Jim Coyle, president of the Gateway Regional Chamber of Commerce — whose affiliates include the Gateway Solar Alliance, which promotes the use of solar — said that putting solar projects on their roofs is not a high priority for warehouse developers and owners at present, in part because they are so busy meeting the demand for their regular services: designing, building and operating warehouses.
One reason is that New Jersey requires that rooftop solar projects generate electricity only for use in the building; it does not allow them to sell excess power to the grid, he said. That reduces the potential to make money from a solar project, and many warehouses, unless they are refrigerated, don’t use a lot of energy because they are built for efficiency, he said.
The exception to the selling prohibition is if the project participates in the state’s Community Solar Energy Pilot Program. But that tactic requires extensive administration to apply to the program, which is competitive and oversubscribed, so the outcome for applicants is unsure. New Jersey is expected in the coming weeks to announce the second set of project approvals, after approving the first 45 community solar projects in 2020, with the first one coming online in January of this year. (See Billing Key to NJ Community Solar Growth.)
“In my talks with developers/owners of warehouses, as opposed to tenants, the feeling is, ‘If it doesn’t make me a whole lot of money, why would I do it?’” Coyle said. In addition, the roof of a warehouse is to many owners and developers the most precious part of the building, and they are reluctant to potentially jeopardize it by putting solar panels on it, he said.
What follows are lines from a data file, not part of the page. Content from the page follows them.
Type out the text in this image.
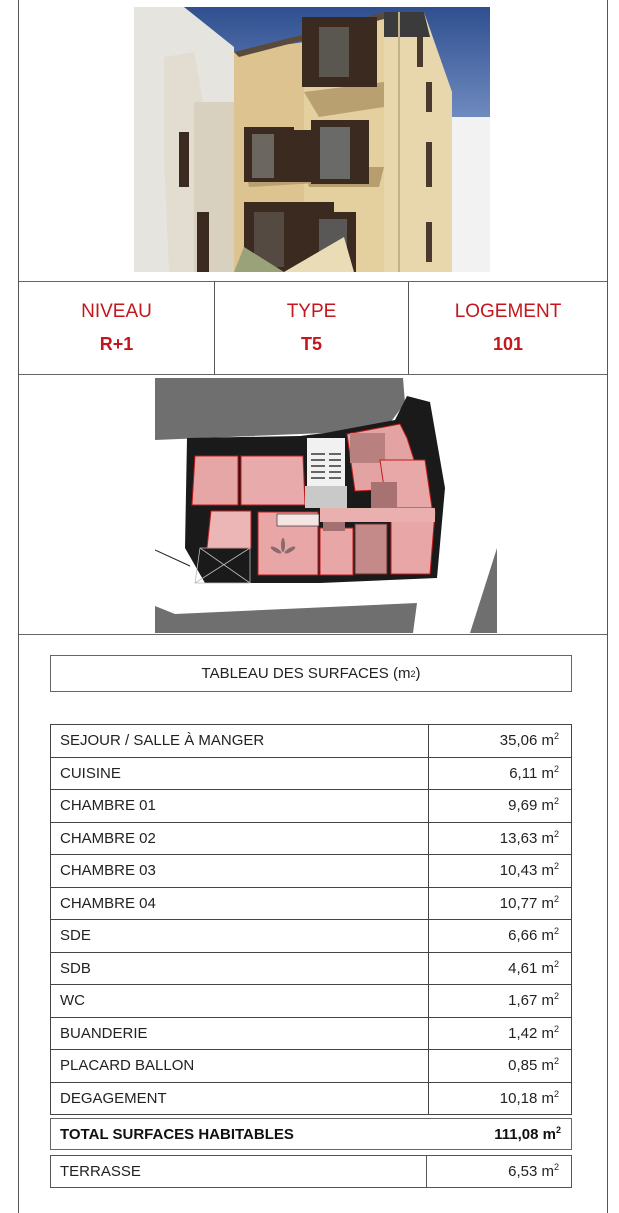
NIVEAU
R+1
TYPE
T5
LOGEMENT
101
TABLEAU DES SURFACES (m 2 )
SEJOUR / SALLE À MANGER	35,06 $m^2$
CUISINE	6,11 $m^2$
CHAMBRE 01	9,69 $m^2$
CHAMBRE 02	13,63 $m^2$
CHAMBRE 03	10,43 $m^2$
CHAMBRE 04	10,77 $m^2$
SDE	6,66 $m^2$
SDB	4,61 $m^2$
WC	1,67 $m^2$
BUANDERIE	1,42 $m^2$
PLACARD BALLON	0,85 $m^2$
DEGAGEMENT	10,18 $m^2$
TOTAL SURFACES HABITABLES	111,08 $m^2$
TERRASSE	6,53 $m^2$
Assemblyman Gerard Scharfenberger, a Republican who voted against the bill, said at a hearing on the legislation held in February by the Assembly Environment and Solid Waste Committee that he feared it would drive up the cost of warehouse construction and make buildings less competitive than those in neighboring states.
“I have concerns about pricing, about pushing projects, maybe, to surrounding states,” he said. He also noted “the fact that it would add cost to an already expensive project.”
But Jeff Tittel, who was at the time director of the New Jersey Sierra Club, told the committee that New Jersey is so far away from its 32-GW goal that it will have to consider all options on where to put solar panels. Tittel noted that even as conservationists complain about putting solar panels on farmland, more and more farmland is being developed into warehouses.
“We’ve been kind of short sighted in how we’re doing our warehouses,” he said. “And so we think this legislation will not only help preserve farmland but will also help make some of these warehouse projects actually be greener” because they will have solar panels on the roof, he said.“There’s a real opportunity here to move New Jersey forward with clean energy and clean energy jobs,” he said.